Gordon E. Moore, co-founder of Intel, noted in 1965 that the power of integrated circuits doubles every two years.  This, known as Moore’s Law, is the basis for what I believe to have had the most profound impact on American History. Without integrated circuits, culture changing devices such as the iPhone would not be possible. These circuits were created in 1958 by Jack Kilby, inventor of the hand-held calculator and employee of Texas Instruments.  By having all the necessary components made out of the same material on the same chip, integrated circuits make electrical devices smaller, faster, and smarter. 3] This has greatly impacted the entire world, especially in America, where technology is imperative to our every day lives. Not only does it impact us now, but it has affected us for over fifty years.
The first forms of integrated circuits, called “small-scale integration” circuits, were crucial to aerospace projects.  The decision for the Apollo Guidance Computer in the Apollo program to use integrated circuits was critical to the NASA computer’s success.  The program bought so many circuits that NASA’s Apollo Program was “the largest single consumer of integrated circuits between 1961 and 1965.  The nation’s space association was not the only customer of these innovative chips. One of the major new features provided by the U. S. Military’s Minuteman-II nuclear missile was an improved guidance system, incorporating semiconductor integrated circuits and miniaturized discrete electronic parts.  The Navy also took part in the revolution’s beginning. Their Northrop Grumman E-2 Hawkeye used integrated circuits in radar and radio communications to upgrade the aircraft’s performance.  By the end of the decade, a new generation of chips was born.
In the late 1960s, devices which contained hundreds of transistors on each chip, were called “medium-scale integration. ” Even though medium-scale integrated circuits cost a little more to produce, they were still economically attractive because they allowed more complex systems to be produced using smaller circuit boards.  When faster and more affordable computers became available, students at Dartmouth College in 1964 created a computer programming language called BASIC, which was usable by those lacking a mathematical background and was relatively easy to learn.  After another decade passed, more advances occurred.
In the mid 1970s, integrated circuits entered another new generation called “large-scale integration. ”Computer mouses, bar code scanners, ATMs, and ARPAnet, the first Internet, were invented using this generation of circuits.  Although 1K-bit RAMs, calculator chips, and the first microprocessors that began to be manufactured in moderate quantities in the early 1970s are included in large-scale integration, true large-scale integrated circuits began to be produced around 1974.  These were the first modern computer chips; they had memory and were second-generation microprocessors. 15] The final generation, starting in the 1980s and continuing through the present, is “very large-scale integration,” or VLSI.  They are home to microprocessors, or “cores. ” These “control everything from computers and cellular phones to digital microwave ovens. ” Though there are countless more devices that use integrated circuits, it is obvious that taking modern computers, mobile phones, and microwave ovens out of Americans’ daily lives would be drastic.

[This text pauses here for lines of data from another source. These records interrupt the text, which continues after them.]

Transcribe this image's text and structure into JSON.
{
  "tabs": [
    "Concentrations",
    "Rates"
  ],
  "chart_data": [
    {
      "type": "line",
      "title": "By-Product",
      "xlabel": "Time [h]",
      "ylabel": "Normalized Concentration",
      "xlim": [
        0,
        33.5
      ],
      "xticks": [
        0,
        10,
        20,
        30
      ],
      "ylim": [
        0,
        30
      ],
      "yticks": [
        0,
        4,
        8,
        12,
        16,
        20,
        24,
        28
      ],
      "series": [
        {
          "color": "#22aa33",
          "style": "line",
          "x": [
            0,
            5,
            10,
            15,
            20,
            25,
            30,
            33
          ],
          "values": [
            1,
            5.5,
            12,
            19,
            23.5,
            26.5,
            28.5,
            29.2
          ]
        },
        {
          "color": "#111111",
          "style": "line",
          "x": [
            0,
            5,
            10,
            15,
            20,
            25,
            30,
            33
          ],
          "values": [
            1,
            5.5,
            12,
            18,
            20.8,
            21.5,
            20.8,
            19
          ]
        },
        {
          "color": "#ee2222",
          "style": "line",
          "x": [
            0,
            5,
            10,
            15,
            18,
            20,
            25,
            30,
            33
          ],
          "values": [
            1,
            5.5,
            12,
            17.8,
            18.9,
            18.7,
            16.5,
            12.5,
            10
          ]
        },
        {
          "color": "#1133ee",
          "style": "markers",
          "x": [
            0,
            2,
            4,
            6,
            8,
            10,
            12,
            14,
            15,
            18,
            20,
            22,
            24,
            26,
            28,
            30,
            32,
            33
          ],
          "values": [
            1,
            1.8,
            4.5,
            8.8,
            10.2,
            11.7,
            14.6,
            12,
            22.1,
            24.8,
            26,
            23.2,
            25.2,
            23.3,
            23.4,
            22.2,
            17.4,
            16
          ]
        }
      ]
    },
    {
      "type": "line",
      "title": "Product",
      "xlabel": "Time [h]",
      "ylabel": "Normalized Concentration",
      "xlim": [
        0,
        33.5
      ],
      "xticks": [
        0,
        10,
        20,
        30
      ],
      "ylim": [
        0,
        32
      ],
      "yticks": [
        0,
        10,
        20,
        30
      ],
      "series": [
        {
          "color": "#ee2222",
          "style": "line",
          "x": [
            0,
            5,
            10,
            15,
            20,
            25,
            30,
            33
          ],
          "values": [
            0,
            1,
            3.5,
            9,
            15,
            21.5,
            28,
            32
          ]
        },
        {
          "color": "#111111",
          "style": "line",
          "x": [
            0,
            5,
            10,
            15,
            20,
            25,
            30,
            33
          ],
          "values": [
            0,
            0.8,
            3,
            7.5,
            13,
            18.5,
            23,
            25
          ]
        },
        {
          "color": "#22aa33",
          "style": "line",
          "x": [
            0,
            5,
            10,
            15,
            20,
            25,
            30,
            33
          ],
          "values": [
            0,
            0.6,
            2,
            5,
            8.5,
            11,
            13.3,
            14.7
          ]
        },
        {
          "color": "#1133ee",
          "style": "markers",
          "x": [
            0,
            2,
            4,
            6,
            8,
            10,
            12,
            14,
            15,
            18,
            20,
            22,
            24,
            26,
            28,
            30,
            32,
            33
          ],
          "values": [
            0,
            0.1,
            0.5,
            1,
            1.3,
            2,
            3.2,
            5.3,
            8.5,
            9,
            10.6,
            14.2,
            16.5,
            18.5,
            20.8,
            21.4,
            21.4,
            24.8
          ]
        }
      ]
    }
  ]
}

For instance, there would be no World Wide Web, phones would be limited to talking only, and preparing left-overs from last night’s dinner might as well be impossible.
Today’s image of America would not exist without integrated circuits, and integrated circuits still extend to shape tomorrow’s image of America. Even though their impact is already great, integrated circuits continue to shrink in size and lower in price with keeping the same amount of power. “If the auto industry advanced as rapidly as the semiconductor industry, a Rolls Royce would get a half a million miles per gallon, and it would be cheaper to throw it away than to park it. ” – Gordon E. Moore.